С той стороны огорода, что выходила к пруду, росли высокие стебли пижмы с золотистыми корзиночками соцветий. В зарослях резко и сильно пахло камфарой. Надоедливо жужжали насекомые. Васса легла на спину. Теперь жёлтые цветы качались высоко над головой, а над ними в бездонном небе, подобно белым ягнятам, тянулись невинные облака.
– Васса, – раздалось почти рядом с зарослями пижмы. Девочки зажали ладонями рты и, силясь сдержать смех, смотрели друг на друга всё больше расширяющимися глазами. Ещё секунда – и они не выдержат, прыснут. Сквозь стебли они видели мать, осматривающую грядки.
– Удрала. Ну, погоди, негодница, собачье мясо, вернёшься домой… – мать раздражённо погрозила рукой в пространство. От окрика матери у Вассы ёкнуло сердце, она дёрнулась выскочить из своего убежища, но, чувствуя некоторое стеснение перед подругой, осталась на месте.
По тропинке вдоль огорода шла соседка с коромыслом и пустыми вёдрами. Увидев мать, соседка облокотилась на жерди изгороди, пропела словоохотливо и любопытно:
– Аль ищешь чегой, Ульяна?
Мать промолчала и ещё раз придирчиво оглядела огород. Прошла вдоль тщательно прополотых грядок с морковью и редькой, постояла возле куч вянущей белёсой полыни и серебристо-мучнистой лебеды, сваленных рядом с жердями изгороди, и наконец пошла к дому.
– Слова не обронит, – недовольно проворчала соседка и, в сердцах сломав стебель подсолнуха, доверчиво просунувшего ярко-жёлтую головку сквозь жерди изгороди, пошла к колодцу. Постукивали деревянные круги в вёдрах[1].
Когда цветастая юбка соседки исчезла за поворотом, Васса и Таисия на четвереньках вылезли из зарослей.

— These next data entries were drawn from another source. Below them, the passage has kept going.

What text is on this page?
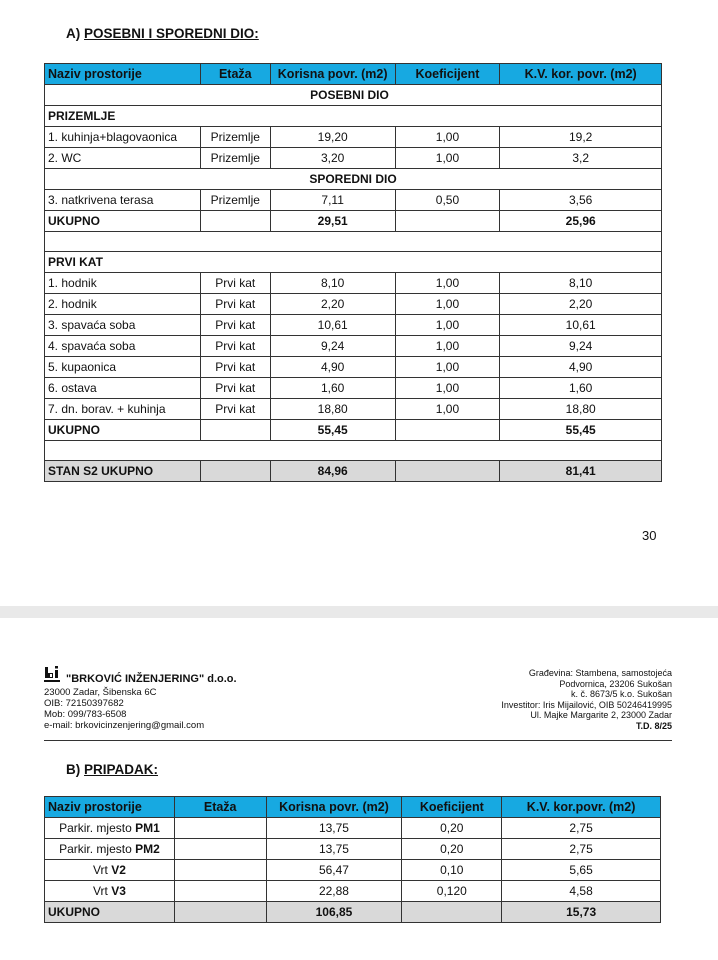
A) POSEBNI I SPOREDNI DIO:
Naziv prostorije	Etaža	Korisna povr. (m2)	Koeficijent	K.V. kor. povr. (m2)
POSEBNI DIO				
PRIZEMLJE				
1. kuhinja+blagovaonica	Prizemlje	19,20	1,00	19,2
2. WC	Prizemlje	3,20	1,00	3,2
SPOREDNI DIO				
3. natkrivena terasa	Prizemlje	7,11	0,50	3,56
UKUPNO		29,51		25,96

PRVI KAT				
1. hodnik	Prvi kat	8,10	1,00	8,10
2. hodnik	Prvi kat	2,20	1,00	2,20
3. spavaća soba	Prvi kat	10,61	1,00	10,61
4. spavaća soba	Prvi kat	9,24	1,00	9,24
5. kupaonica	Prvi kat	4,90	1,00	4,90
6. ostava	Prvi kat	1,60	1,00	1,60
7. dn. borav. + kuhinja	Prvi kat	18,80	1,00	18,80
UKUPNO		55,45		55,45

STAN S2 UKUPNO		84,96		81,41
30
"BRKOVIĆ INŽENJERING" d.o.o.
23000 Zadar, Šibenska 6C
OIB: 72150397682
Mob: 099/783-6508
e-mail: brkovicinzenjering@gmail.com
Građevina: Stambena, samostojeća
Podvornica, 23206 Sukošan
k. č. 8673/5 k.o. Sukošan
Investitor: Iris Mijailović, OIB 50246419995
Ul. Majke Margarite 2, 23000 Zadar
T.D. 8/25
B) PRIPADAK:
Naziv prostorije	Etaža	Korisna povr. (m2)	Koeficijent	K.V. kor.povr. (m2)
Parkir. mjesto PM1		13,75	0,20	2,75
Parkir. mjesto PM2		13,75	0,20	2,75
Vrt V2		56,47	0,10	5,65
Vrt V3		22,88	0,120	4,58
UKUPNO		106,85		15,73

– Все руки крапивой обожгло, – пожаловалась Таиска, тряхнув головой с растрёпанными белыми волосами. Её чистенькое личико с россыпью весёлых веснушек сморщилось. Она сплюнула:
– Ну и горький же этот приворотник[2].
– Расплевалась тут. Кто тебя заставлял его в рот тащить? Бежим к копанке[3].
Держась за руки, девочки побежали вниз, в сторону пруда. От быстрого бега просторные сорочки надулись пузырями. Крепкие грязные пятки ударяли по высушенной зноем земле, поднимая облака пыли. Сизая пыль чернозёма ложилась на длинные подолы, на голые голени худых ног. Рядом с тропинкой, словно наперегонки с девочками, бежали их смешные кургузые тени. Чинно, нога в ногу, вышагивающие цепочкой гуси испуганно разлетелись в стороны.
На деревянном помосте, протянувшемся в пруд, бабы били вальками бельё, полоскали в воде. Девочки пробежали мимо них по размытому спуску и у старой ивы скинули одежду. Пахнуло тиной. Подавившись своим страстным кваканьем, испуганные лягушки попрыгали в воду. Только слышалось: «Хлюп, хлюп, хлюп». Девочки сиганули следом. Белые кувшинки закачались над овальными изумрудными листьями.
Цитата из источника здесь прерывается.